No Hard Feelings: Emotions at work by Liz Foolien and Mollie West Duffy is a tonic for 2023. An uplifting, motivating and refreshingly honest review of the modern workplace and the behaviours within it, the book lays out simple steps for how to identify, understand and harness your emotions at work.
Despite the title suggesting this book would explain why having feelings at work is good or bad, I found it to be more of a guide for how to get the best out of your career by showing that your feelings of tiredness, boredom, burnout, anger, or dislike of colleagues can all be utilised to push you forward. Of note was the guidance on how to support your team to be empowered to actively challenge bullying or bad behaviour.
The book starts with a clear explanation of where the authors have come from – both had experienced disillusionment and burnout in their careers and were forced to take a drastic step back to review what it was that they actually wanted. What follows is their seven ‘new rules for emotion at work’ which includes calls to action like ‘Be less passionate about your job’, ‘Inspire yourself’ and ‘Be selectively vulnerable’.
Overall, the content is mostly comprised of interesting stories and studies, which lead to obvious takeaways like ‘Invest in friendships at work so you look forward to it more’ and ‘Emotionally proofread what you write before hitting send’. None of these suggestions are completely new, but I really enjoyed reading through the book and being gently reminded that there are simple ways to ensure that your workplace interactions are thoughtful and kind. Throughout the book there are drawings and comics of key ideas, which makes it an easy and interesting read.
A key chapter for me was the first section on Health, which explains why being less invested in your work can make you happier and healthier. After the chaos of the 2020s, when the whole world was forced to slow down and then immediately speed back up at a rapid pace while we all softly mumbled ‘But the pandemic isn’t over yet’, it’s extremely liberating to read a strong argument for why we should get off the treadmill of productivity, hard work, long hours and hustle culture. The authors critique the current culture of ‘work martyrs’, in which we feel that work is our whole identity, and happiness is the result of professional achievement. This identity can also bleed over into your interactions with colleagues, making others feel inadequate in comparison to your intense, relentless work schedule. Instead, they suggest that taking breaks, seeing friends, scheduling time off and living in the moment can help to keep your interactions positive, your productivity stable, and your enjoyment high.
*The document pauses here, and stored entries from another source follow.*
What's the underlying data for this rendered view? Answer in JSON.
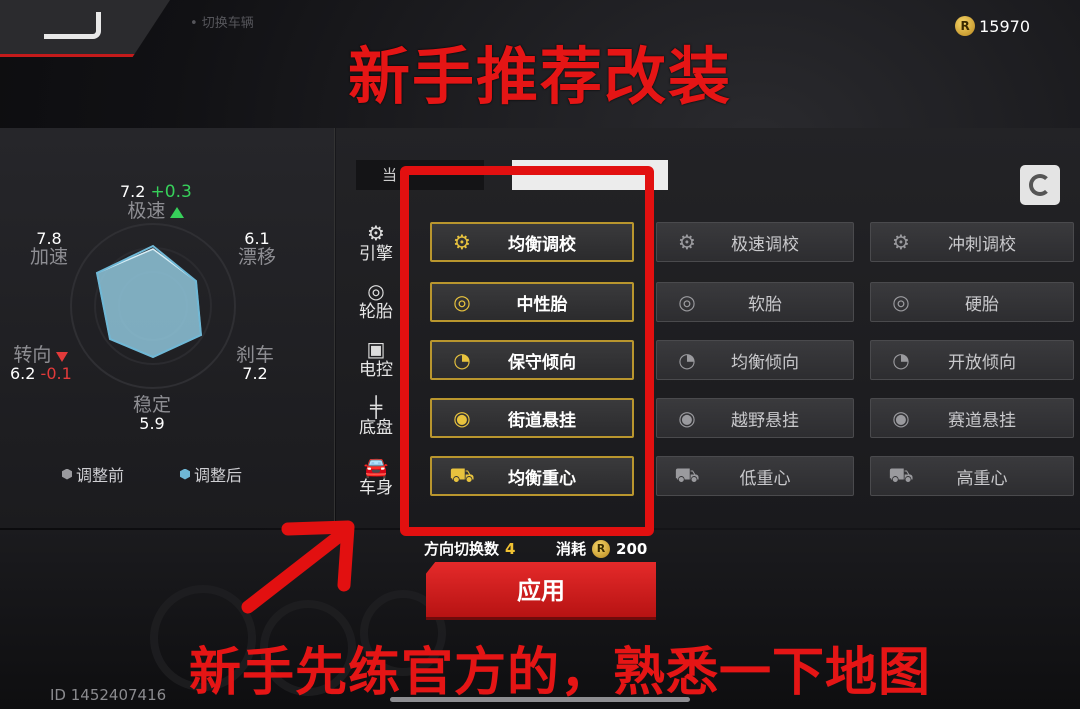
{
  "header": {
    "coins": "15970",
    "faint_tab_text": "• 切换车辆",
    "overlay_title": "新手推荐改装"
  },
  "stats": {
    "top": {
      "value": "7.2",
      "delta": "+0.3",
      "label": "极速"
    },
    "top_left": {
      "value": "7.8",
      "label": "加速"
    },
    "top_right": {
      "value": "6.1",
      "label": "漂移"
    },
    "left": {
      "value": "6.2",
      "delta": "-0.1",
      "label": "转向"
    },
    "right": {
      "value": "7.2",
      "label": "刹车"
    },
    "bottom": {
      "value": "5.9",
      "label": "稳定"
    },
    "legend_before": "调整前",
    "legend_after": "调整后",
    "colors": {
      "before": "#9a9a9e",
      "after": "#6fb8d6",
      "up": "#37d05a",
      "down": "#e23a3a"
    }
  },
  "tabs": {
    "current": "当"
  },
  "categories": [
    {
      "label": "引擎",
      "icon": "engine-icon"
    },
    {
      "label": "轮胎",
      "icon": "tire-icon"
    },
    {
      "label": "电控",
      "icon": "chip-icon"
    },
    {
      "label": "底盘",
      "icon": "chassis-icon"
    },
    {
      "label": "车身",
      "icon": "car-body-icon"
    }
  ],
  "options": [
    [
      "均衡调校",
      "极速调校",
      "冲刺调校"
    ],
    [
      "中性胎",
      "软胎",
      "硬胎"
    ],
    [
      "保守倾向",
      "均衡倾向",
      "开放倾向"
    ],
    [
      "街道悬挂",
      "越野悬挂",
      "赛道悬挂"
    ],
    [
      "均衡重心",
      "低重心",
      "高重心"
    ]
  ],
  "footer": {
    "direction_switches_label": "方向切换数",
    "direction_switches_value": "4",
    "cost_label": "消耗",
    "cost_value": "200",
    "apply_label": "应用",
    "user_id": "ID 1452407416",
    "overlay_caption": "新手先练官方的，熟悉一下地图"
  },
  "accent": {
    "highlight_border": "#b9962e",
    "annotation_red": "#e21010"
  }
}
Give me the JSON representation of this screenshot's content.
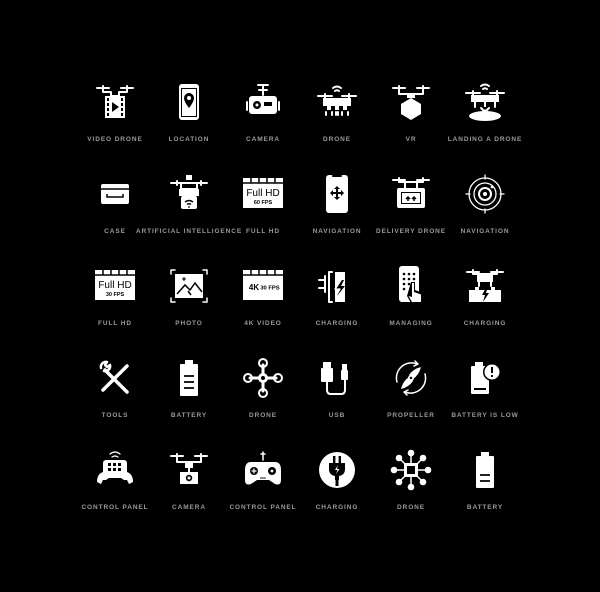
{
  "colors": {
    "background": "#000000",
    "icon": "#ffffff",
    "label": "#9a9a9a"
  },
  "icons": [
    [
      {
        "icon": "video-drone-icon",
        "label": "VIDEO DRONE"
      },
      {
        "icon": "location-icon",
        "label": "LOCATION"
      },
      {
        "icon": "camera-icon",
        "label": "CAMERA"
      },
      {
        "icon": "drone-icon",
        "label": "DRONE"
      },
      {
        "icon": "vr-icon",
        "label": "VR"
      },
      {
        "icon": "landing-drone-icon",
        "label": "LANDING A DRONE"
      }
    ],
    [
      {
        "icon": "case-icon",
        "label": "CASE"
      },
      {
        "icon": "ai-drone-icon",
        "label": "ARTIFICIAL INTELLIGENCE"
      },
      {
        "icon": "full-hd-60-icon",
        "label": "FULL HD",
        "text1": "Full HD",
        "text2": "60 FPS"
      },
      {
        "icon": "phone-navigation-icon",
        "label": "NAVIGATION"
      },
      {
        "icon": "delivery-drone-icon",
        "label": "DELIVERY DRONE"
      },
      {
        "icon": "radar-navigation-icon",
        "label": "NAVIGATION"
      }
    ],
    [
      {
        "icon": "full-hd-30-icon",
        "label": "FULL HD",
        "text1": "Full HD",
        "text2": "30 FPS"
      },
      {
        "icon": "photo-icon",
        "label": "PHOTO"
      },
      {
        "icon": "4k-video-icon",
        "label": "4K VIDEO",
        "text1": "4K",
        "text2": "30 FPS"
      },
      {
        "icon": "plug-charging-icon",
        "label": "CHARGING"
      },
      {
        "icon": "managing-icon",
        "label": "MANAGING"
      },
      {
        "icon": "drone-charging-icon",
        "label": "CHARGING"
      }
    ],
    [
      {
        "icon": "tools-icon",
        "label": "TOOLS"
      },
      {
        "icon": "battery-icon",
        "label": "BATTERY"
      },
      {
        "icon": "quadcopter-icon",
        "label": "DRONE"
      },
      {
        "icon": "usb-icon",
        "label": "USB"
      },
      {
        "icon": "propeller-icon",
        "label": "PROPELLER"
      },
      {
        "icon": "battery-low-icon",
        "label": "BATTERY IS LOW"
      }
    ],
    [
      {
        "icon": "control-panel-hands-icon",
        "label": "CONTROL PANEL"
      },
      {
        "icon": "camera-drone-icon",
        "label": "CAMERA"
      },
      {
        "icon": "gamepad-icon",
        "label": "CONTROL PANEL"
      },
      {
        "icon": "charging-plug-circle-icon",
        "label": "CHARGING"
      },
      {
        "icon": "octocopter-icon",
        "label": "DRONE"
      },
      {
        "icon": "battery-half-icon",
        "label": "BATTERY"
      }
    ]
  ]
}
Not all chapters are as derisive of work culture though, with another chapter encouraging the reader to build strong work teams who are upstanders, motivated, thoughtful and capable of dealing with difficult situations through gentle practices to validate feelings like asking clarifying questions, having open discussions, and actively dealing with conflict. The book successfully walks the line between being like a friend commiserating with you about a bad job and like a supportive manager who understands your feelings and knows how to respond properly.
I really enjoyed reading this book. It was fun and funny, the layout of the book with cartoons on nearly every page and personal anecdotes from the authors meant that it was easy to read, and I came away from it with a little more understanding of how to be happier in a workplace than before.
Disclaimer: Please note these reviews are not intended as endorsements or recommendations from the Mental Health Foundation. This feature introduces resources that may be useful for individuals with an interest in bullying prevention, mental health and wellbeing topics.